Hoje, sendo certo que quase todos os países africanos assumiram já a filosofia da economia de mercado, perduram ainda muitas das características que os tornaram tão complexos, impedindo que os seus mercados funcionem plenamente com a dinâmica própria das economias abertas, ou seja: debilidade financeira das suas empresas (estatais ou privadas), sistema financeiro ou cambial instável, forte concentração de poder discricionário por parte dos bancos centrais, incipiência das estruturas alfandegárias, etc. No que às empresas propriamente ditas diz respeito, mantêm-se na maioria dos casos as deficiências orgânicas de um passado mais ou menos recente, nomeadamente: fragilidade económica, má compreensão do binómio rentabilidade/lucro em virtude de vícios ainda não erradicados decorrentes de uma certa estatização da economia, excesso de pessoal, comunicações e logística deficientes, etc.

Portanto, um conjunto de dificuldades em cujo universo, mais uma vez, as PME, invariavelmente, se movimentam muito melhor do que as grandes empresas porque são mais flexíveis, porque não estão obrigadas à ditadura de normas de conduta típicas daquelas, porque o seu poder de decisão é mais imediatista e, sobretudo, porque os seus órgãos decisórios conseguem chegar mais facilmente ao contacto directo com os seus homólogos nas empresas suas clientes.

Quantas vezes em África, onde trabalho com a Resul há mais de 40 anos, somos confrontados com possibilidades de negócio cuja concretização passa necessariamente por soluções essencialmente imaginativas, de todo incompatíveis com o rigor de funcionamento das grandes empresas ou, no mínimo, incompatíveis com a morosidade decorrente de uma consulta às suas sucessivas hierarquias internas?

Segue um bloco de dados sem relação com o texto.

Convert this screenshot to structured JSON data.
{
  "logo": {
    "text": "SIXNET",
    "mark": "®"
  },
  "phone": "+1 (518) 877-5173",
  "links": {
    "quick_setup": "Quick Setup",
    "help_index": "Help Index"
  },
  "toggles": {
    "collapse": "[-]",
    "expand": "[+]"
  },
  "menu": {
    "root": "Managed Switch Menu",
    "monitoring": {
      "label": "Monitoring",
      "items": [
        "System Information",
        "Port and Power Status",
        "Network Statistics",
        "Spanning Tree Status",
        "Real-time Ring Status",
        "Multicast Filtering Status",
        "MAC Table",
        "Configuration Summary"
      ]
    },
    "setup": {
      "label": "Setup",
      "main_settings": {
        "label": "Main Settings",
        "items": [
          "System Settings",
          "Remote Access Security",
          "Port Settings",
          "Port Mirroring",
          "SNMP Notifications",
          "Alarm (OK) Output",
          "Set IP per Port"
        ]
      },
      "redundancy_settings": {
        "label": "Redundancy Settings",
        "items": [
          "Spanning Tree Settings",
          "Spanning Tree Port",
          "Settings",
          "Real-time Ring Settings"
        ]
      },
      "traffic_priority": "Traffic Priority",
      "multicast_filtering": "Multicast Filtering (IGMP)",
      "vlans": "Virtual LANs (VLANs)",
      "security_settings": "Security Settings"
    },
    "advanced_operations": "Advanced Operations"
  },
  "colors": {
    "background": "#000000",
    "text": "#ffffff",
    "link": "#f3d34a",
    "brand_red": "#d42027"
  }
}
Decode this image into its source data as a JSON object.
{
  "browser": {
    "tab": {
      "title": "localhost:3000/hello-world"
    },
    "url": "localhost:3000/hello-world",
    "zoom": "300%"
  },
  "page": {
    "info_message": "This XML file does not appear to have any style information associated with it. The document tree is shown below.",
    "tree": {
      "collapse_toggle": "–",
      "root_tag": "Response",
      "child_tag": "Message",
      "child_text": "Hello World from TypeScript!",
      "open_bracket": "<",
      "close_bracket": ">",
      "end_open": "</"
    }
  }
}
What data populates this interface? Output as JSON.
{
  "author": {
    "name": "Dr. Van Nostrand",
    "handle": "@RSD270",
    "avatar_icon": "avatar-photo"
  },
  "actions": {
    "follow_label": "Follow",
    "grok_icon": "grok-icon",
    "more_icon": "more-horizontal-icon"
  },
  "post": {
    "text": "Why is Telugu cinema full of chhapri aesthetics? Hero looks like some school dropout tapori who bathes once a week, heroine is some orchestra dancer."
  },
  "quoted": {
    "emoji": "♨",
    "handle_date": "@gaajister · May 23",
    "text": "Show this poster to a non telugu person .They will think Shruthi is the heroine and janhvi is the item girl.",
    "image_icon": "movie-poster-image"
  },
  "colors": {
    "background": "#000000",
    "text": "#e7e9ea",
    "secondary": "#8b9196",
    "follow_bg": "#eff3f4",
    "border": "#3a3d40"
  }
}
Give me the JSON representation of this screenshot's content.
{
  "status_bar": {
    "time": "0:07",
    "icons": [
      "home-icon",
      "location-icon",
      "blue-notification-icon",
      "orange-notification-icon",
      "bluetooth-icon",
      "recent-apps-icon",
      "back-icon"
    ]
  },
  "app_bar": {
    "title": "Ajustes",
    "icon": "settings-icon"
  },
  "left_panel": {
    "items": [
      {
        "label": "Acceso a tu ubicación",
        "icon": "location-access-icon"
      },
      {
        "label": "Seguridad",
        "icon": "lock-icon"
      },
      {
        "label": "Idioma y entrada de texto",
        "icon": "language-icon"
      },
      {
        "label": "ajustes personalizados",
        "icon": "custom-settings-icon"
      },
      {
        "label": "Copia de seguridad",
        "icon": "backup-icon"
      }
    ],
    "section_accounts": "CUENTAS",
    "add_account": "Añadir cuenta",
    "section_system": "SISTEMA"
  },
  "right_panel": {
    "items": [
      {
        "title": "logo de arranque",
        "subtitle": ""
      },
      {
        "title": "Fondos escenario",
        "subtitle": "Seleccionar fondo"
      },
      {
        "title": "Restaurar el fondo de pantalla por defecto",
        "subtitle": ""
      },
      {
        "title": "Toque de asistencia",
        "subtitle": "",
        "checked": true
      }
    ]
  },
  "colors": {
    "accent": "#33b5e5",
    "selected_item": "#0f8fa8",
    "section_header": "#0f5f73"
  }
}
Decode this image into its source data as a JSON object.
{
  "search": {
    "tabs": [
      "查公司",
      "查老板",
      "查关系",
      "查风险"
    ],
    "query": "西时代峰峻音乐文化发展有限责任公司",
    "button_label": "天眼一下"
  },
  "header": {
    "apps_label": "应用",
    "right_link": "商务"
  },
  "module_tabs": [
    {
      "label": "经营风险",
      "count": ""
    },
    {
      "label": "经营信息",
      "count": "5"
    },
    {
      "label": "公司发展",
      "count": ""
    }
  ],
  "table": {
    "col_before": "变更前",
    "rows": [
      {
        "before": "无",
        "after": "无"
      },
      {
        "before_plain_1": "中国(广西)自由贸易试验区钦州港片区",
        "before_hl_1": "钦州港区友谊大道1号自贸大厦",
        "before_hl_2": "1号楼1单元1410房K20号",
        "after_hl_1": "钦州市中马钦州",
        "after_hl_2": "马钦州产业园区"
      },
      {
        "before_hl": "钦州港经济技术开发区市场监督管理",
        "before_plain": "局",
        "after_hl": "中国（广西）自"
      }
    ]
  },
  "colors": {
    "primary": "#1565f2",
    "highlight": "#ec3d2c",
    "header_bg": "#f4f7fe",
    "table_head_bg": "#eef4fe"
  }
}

Até que o poder máximo de decisão da grande empresa exportadora atue, ou a oportunidade já passou ou, pior ainda, o negócio já se inviabilizou.

Este é, com efeito, o grande trunfo em África das PME: imediatismo de decisão, menor rigidez processual e maior imaginação na procura de soluções negociais. Resulta daqui uma muito maior pessoalização do contacto, o que na maioria dos casos conduz ao estabelecimento de relações de confiança mútua extremamente importantes em mercados onde predominam ainda, há que dizê-lo sem receio, alguns fantasmas do passado. É assim que as PME têm vindo cada vez mais a assumir um papel crucial no quadro multifacetado em que se desenrolam as transacções comerciais Norte-Sul.